On the backstop, it is being reported that the Government are now willing to accept an indefinite UK-wide customs union as part of the Northern Ireland backstop offer—of course, it will not actually be using the words “customs union”. So can the Secretary of State set the record straight: is a customs union now the Government policy, at least for the Northern Ireland backstop—yes or no?
Thirdly, the Secretary of State repeatedly told Parliament that the final deal this House votes on would include a “clear blueprint” for the future relationship with the EU. In recent days, the Government have been emphasising just how precise this will be, yet it is nowhere to be seen. The Chequers proposals have been widely rejected by the EU and by MPs from across this House, and there is growing concern now that the Government are heading for no deal, as recent warnings from businesses, including Toyota and BMW, underline. If it is not no deal, will it be a vague deal asking us to jump blindfolded into the unknown? Labour will not support that. So will he take this opportunity to rule out a vague or blind Brexit?

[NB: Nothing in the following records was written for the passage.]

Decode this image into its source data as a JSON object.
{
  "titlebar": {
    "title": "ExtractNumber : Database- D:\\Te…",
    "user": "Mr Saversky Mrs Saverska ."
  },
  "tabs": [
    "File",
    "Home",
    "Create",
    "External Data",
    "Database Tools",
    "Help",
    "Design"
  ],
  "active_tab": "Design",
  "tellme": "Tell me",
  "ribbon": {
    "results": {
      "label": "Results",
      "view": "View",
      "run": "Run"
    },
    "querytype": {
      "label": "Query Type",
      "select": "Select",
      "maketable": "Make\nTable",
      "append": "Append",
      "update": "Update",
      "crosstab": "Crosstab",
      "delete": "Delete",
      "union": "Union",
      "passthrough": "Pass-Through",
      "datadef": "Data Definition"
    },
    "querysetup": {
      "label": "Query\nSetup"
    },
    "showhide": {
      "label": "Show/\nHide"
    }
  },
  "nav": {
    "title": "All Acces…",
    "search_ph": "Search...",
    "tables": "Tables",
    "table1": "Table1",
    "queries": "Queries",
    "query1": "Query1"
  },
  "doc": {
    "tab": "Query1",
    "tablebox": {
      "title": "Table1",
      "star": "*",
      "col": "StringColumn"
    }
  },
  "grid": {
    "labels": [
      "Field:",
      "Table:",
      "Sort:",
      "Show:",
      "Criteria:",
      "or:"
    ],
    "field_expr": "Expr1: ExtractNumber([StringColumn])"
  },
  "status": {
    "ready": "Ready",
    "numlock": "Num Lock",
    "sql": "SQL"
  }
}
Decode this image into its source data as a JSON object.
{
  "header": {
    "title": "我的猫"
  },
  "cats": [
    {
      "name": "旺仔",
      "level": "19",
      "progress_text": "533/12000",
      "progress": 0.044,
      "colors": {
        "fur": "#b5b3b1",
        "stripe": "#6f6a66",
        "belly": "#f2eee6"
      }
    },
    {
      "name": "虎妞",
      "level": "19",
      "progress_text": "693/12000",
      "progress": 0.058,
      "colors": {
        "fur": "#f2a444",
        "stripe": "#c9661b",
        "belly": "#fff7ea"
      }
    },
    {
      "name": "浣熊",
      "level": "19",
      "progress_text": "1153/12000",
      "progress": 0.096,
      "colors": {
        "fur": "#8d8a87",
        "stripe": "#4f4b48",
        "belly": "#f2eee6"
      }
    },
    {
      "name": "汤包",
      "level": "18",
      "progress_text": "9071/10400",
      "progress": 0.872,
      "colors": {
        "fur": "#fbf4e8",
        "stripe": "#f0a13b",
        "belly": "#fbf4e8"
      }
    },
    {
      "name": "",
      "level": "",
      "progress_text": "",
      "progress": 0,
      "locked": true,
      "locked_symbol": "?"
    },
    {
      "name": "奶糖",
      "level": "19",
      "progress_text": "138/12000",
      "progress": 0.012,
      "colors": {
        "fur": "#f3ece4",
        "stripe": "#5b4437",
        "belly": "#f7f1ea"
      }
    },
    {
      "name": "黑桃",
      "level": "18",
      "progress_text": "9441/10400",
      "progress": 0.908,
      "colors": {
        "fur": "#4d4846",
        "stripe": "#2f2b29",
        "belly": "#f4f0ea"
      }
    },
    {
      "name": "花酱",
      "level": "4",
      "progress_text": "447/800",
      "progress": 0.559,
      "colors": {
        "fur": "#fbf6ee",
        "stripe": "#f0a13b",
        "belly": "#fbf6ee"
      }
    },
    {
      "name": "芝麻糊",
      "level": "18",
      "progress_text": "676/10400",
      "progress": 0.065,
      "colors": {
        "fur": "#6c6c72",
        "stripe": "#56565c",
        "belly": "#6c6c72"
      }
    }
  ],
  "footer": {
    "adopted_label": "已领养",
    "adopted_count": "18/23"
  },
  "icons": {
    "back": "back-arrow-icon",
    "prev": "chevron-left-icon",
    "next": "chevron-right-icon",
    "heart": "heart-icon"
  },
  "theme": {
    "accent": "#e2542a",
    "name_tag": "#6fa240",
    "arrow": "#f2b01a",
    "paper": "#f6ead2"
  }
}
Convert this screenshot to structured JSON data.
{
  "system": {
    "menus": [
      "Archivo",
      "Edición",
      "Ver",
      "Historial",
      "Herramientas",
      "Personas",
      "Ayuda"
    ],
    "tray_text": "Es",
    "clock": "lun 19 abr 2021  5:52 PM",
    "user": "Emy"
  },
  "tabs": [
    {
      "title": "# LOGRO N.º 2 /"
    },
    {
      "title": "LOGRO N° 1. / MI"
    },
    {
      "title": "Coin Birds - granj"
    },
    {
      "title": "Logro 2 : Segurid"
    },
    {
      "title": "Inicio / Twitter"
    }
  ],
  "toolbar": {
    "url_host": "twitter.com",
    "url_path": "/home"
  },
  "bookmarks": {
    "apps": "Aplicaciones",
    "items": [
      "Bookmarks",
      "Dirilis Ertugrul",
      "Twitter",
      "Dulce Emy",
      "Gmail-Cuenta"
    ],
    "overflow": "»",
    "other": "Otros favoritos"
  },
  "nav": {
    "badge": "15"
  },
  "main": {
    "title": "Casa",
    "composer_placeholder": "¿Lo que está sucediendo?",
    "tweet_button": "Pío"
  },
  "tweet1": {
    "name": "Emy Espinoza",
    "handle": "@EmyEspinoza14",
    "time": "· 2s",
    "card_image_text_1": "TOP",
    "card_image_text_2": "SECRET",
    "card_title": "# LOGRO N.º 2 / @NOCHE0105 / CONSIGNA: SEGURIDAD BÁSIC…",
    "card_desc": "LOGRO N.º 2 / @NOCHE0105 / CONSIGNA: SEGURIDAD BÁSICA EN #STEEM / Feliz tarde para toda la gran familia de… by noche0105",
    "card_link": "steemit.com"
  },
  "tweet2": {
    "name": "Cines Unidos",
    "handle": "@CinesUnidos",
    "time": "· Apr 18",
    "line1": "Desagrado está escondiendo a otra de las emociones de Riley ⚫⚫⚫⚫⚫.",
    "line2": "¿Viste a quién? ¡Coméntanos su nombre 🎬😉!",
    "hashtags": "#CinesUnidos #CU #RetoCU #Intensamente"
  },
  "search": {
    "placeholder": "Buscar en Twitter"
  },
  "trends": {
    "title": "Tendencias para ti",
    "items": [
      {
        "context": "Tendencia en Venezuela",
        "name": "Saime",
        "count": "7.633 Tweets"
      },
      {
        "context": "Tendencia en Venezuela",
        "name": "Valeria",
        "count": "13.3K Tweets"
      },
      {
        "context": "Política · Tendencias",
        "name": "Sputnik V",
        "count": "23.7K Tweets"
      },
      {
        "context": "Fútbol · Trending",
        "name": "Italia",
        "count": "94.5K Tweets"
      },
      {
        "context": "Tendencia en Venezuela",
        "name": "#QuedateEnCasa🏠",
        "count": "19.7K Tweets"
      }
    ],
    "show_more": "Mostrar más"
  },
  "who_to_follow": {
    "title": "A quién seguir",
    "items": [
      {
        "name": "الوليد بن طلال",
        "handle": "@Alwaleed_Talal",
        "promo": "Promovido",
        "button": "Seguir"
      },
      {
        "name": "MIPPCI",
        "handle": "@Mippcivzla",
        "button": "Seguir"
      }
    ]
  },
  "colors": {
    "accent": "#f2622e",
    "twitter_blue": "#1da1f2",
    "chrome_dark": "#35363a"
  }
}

For all the warm words, the reality is this: the Government have had 18 months yet they have not even concluded the terms of the withdrawal agreement and they have barely started negotiating the details of the future relationship with the EU. A responsible Government would realise the fix they are in. Instead, this Government simply repeat the mantra, “It’s Chequers or no deal.” It is not so much “nothing has changed” as “nothing can change”. This is not a necessity; this is a political choice, and it is deeply irresponsible. No Government have the right to plunge the country into chaos as a result of their own failure. Time is running out, but there is still time to change course, and I urge the Secretary of State to do so.